En novembre 2012, Lakshmi Mittal confirme la fermeture d’une partie du site de Florange. Arnaud Montebourg, ministre du redressement productif, monte au créneau, lance l’idée d’une nationalisation temporaire du site, et trouve des soutiens à gauche comme à droite. Mais début décembre, au moment des révélations sur le compte Cahuzac, le premier ministre Jean-Marc Ayrault désavoue Montebourg. Colère des syndicats, devant ce qui apparaît comme une trahison du gouvernement, mais surtout de Hollande et de ses promesses de campagne : « Je suis venu aussi vous dire que si Mittal ne veut plus de vous, lançait-il en mars 2012 (...) je suis prêt à ce que nous déposions une proposition de loi qui dirait la chose suivante : quand une grande firme ne veut plus d’une unité de production et ne veut pas la céder, nous en ferons obligation. »
Fin novembre, Ayrault annonce un accord conclu à l’arraché, qui maintient les emplois mais ne sauve pas les hauts-fourneaux. Compromis décevant, après les espoirs suscités par Hollande et Montebourg. Après de beaux discours, on abandonne l’essentiel du site sidérurgique, pourtant jugé l’un des plus rentables du groupe, d’après un document interne de la direction de Mittal. La fracture n’est pas seulement entre les dirigeants politiques et les ouvriers, elle touche l’équipe de Hollande : « La première vraie cassure, celle qui brise quelque chose au sein du gouvernement, c’est Florange », dira une ancienne ministre, tandis que pour un ancien de Matignon, « Florange, c’est une cassure fondatrice ».
Politiquement, elle se paiera au prix fort.
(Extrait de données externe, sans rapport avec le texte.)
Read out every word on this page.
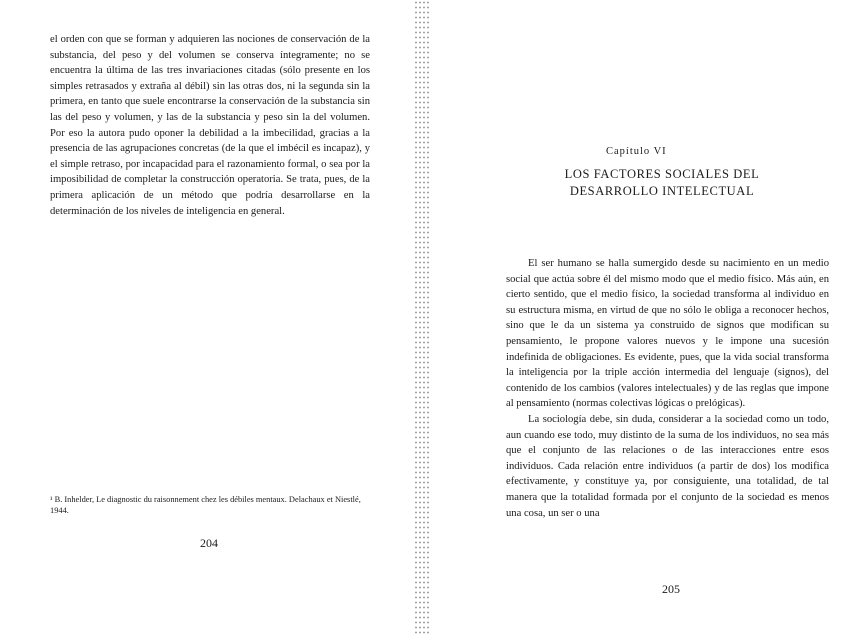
el orden con que se forman y adquieren las nociones de conservación de la substancia, del peso y del volumen se conserva íntegramente; no se encuentra la última de las tres invariaciones citadas (sólo presente en los simples retrasados y extraña al débil) sin las otras dos, ni la segunda sin la primera, en tanto que suele encontrarse la conservación de la substancia sin las del peso y volumen, y las de la substancia y peso sin la del volumen. Por eso la autora pudo oponer la debilidad a la imbecilidad, gracias a la presencia de las agrupaciones concretas (de la que el imbécil es incapaz), y el simple retraso, por incapacidad para el razonamiento formal, o sea por la imposibilidad de completar la construcción operatoria. Se trata, pues, de la primera aplicación de un método que podría desarrollarse en la determinación de los niveles de inteligencia en general.

¹ B. Inhelder, Le diagnostic du raisonnement chez les débiles mentaux. Delachaux et Niestlé, 1944.

204
Capítulo VI
LOS FACTORES SOCIALES DEL
DESARROLLO INTELECTUAL

El ser humano se halla sumergido desde su nacimiento en un medio social que actúa sobre él del mismo modo que el medio físico. Más aún, en cierto sentido, que el medio físico, la sociedad transforma al individuo en su estructura misma, en virtud de que no sólo le obliga a reconocer hechos, sino que le da un sistema ya construido de signos que modifican su pensamiento, le propone valores nuevos y le impone una sucesión indefinida de obligaciones. Es evidente, pues, que la vida social transforma la inteligencia por la triple acción intermedia del lenguaje (signos), del contenido de los cambios (valores intelectuales) y de las reglas que impone al pensamiento (normas colectivas lógicas o prelógicas).

La sociología debe, sin duda, considerar a la sociedad como un todo, aun cuando ese todo, muy distinto de la suma de los individuos, no sea más que el conjunto de las relaciones o de las interacciones entre esos individuos. Cada relación entre individuos (a partir de dos) los modifica efectivamente, y constituye ya, por consiguiente, una totalidad, de tal manera que la totalidad formada por el conjunto de la sociedad es menos una cosa, un ser o una

205
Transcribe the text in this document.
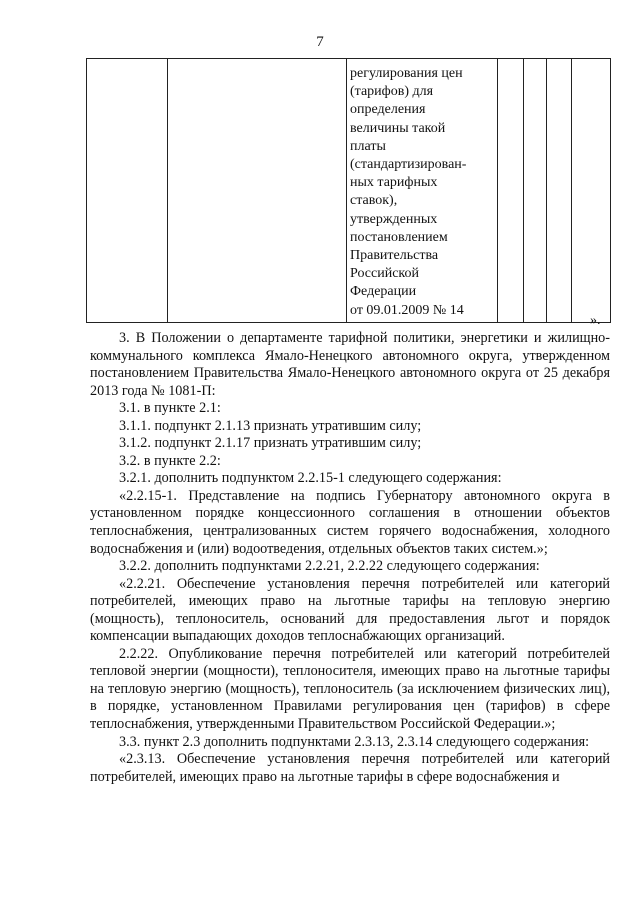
7

регулирования цен
(тарифов) для
определения
величины такой
платы
(стандартизирован-
ных тарифных
ставок),
утвержденных
постановлением
Правительства
Российской
Федерации
от 09.01.2009 № 14

».

3. В Положении о департаменте тарифной политики, энергетики и жилищно-коммунального комплекса Ямало-Ненецкого автономного округа, утвержденном постановлением Правительства Ямало-Ненецкого автономного округа от 25 декабря 2013 года № 1081-П:

3.1. в пункте 2.1:

3.1.1. подпункт 2.1.13 признать утратившим силу;

3.1.2. подпункт 2.1.17 признать утратившим силу;

3.2. в пункте 2.2:

3.2.1. дополнить подпунктом 2.2.15-1 следующего содержания:

«2.2.15-1. Представление на подпись Губернатору автономного округа в установленном порядке концессионного соглашения в отношении объектов теплоснабжения, централизованных систем горячего водоснабжения, холодного водоснабжения и (или) водоотведения, отдельных объектов таких систем.»;

3.2.2. дополнить подпунктами 2.2.21, 2.2.22 следующего содержания:

«2.2.21. Обеспечение установления перечня потребителей или категорий потребителей, имеющих право на льготные тарифы на тепловую энергию (мощность), теплоноситель, оснований для предоставления льгот и порядок компенсации выпадающих доходов теплоснабжающих организаций.

2.2.22. Опубликование перечня потребителей или категорий потребителей тепловой энергии (мощности), теплоносителя, имеющих право на льготные тарифы на тепловую энергию (мощность), теплоноситель (за исключением физических лиц), в порядке, установленном Правилами регулирования цен (тарифов) в сфере теплоснабжения, утвержденными Правительством Российской Федерации.»;

3.3. пункт 2.3 дополнить подпунктами 2.3.13, 2.3.14 следующего содержания:

«2.3.13. Обеспечение установления перечня потребителей или категорий потребителей, имеющих право на льготные тарифы в сфере водоснабжения и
Quand Hollande revient à Florange, fin septembre 2013, l’ambiance n’est plus à lui offrir des saucisses épicées – « nous n’avons plus les moyens d’acheter des merguez », plaisante Édouard Martin. La vraie sanction tombe aux municipales de mars 2014 : à Florange, le maire socialiste Philippe Tarillon est sèchement battu au premier tour, et l’UMP Michel Decker est élu. Mais c’est surtout Hayange, la ville voisine, le site symbolique où se trouvaient les derniers hauts-fourneaux ArcelorMittal de Lorraine (à Florange, il y avait des bureaux et la filière froide, mais pas de production d’acier), qui sanctionne l’échec politique des socialistes : la ville passe au Front national, et élit Fabien Engelmann. Certes, la victoire du FN est fragile. En septembre, le Front national implose à Hayange. Aujourd’hui, Fabien Engelmann, dont les comptes de campagne ont été rejetés par le tribunal administratif, est sous le coup d’une enquête préliminaire, et risque un à trois ans d’inéligibilité.
La portée symbolique de son élection n’en est pas moins désastreuse. Hayange était la plus grande ville de la vallée lorraine de l’acier, la Fensch, elle avait été le cœur de l’empire des Wendel. Des maîtres de forge de la famille reposent dans une église monumentale que les Wendel ont fait construire au XIXe siècle. La ville a souvent été gérée, depuis la guerre, par le PS et le PCF. François Hollande s’est pris lui-même au piège de ses promesses. Il voulait empêcher les industriels de fermer des sites rentables. Non seulement il n’a pas stoppé la fermeture des hauts-fourneaux de Hayange, mais la « loi Florange », destinée à éviter que des cas similaires se produisent, sera censurée par le Conseil constitutionnel. Elle est finalement promulguée sous une forme édulcorée, le 29 mars 2014, trop tard pour influer sur les municipales.
Aux européennes de mai 2014, le recul socialiste se poursuit. Édouard Martin, tête de liste, se retrouve seul élu de la liste PS dans l’est (voir dans la vidéo ci-dessous, l'interview qu'il nous avait donné pendant la campagne). Et le FN caracole.
L’accord de 2012 aura évité le pire pour les ouvriers de Florange. Il n’a pas redressé la production industrielle, ni l’économie de la vallée lorraine, ni l’image du PS. Les hauts-fourneaux désormais inutiles de Hayange restent le symbole gênant de l’impuissance et des contradictions de la gauche au pouvoir.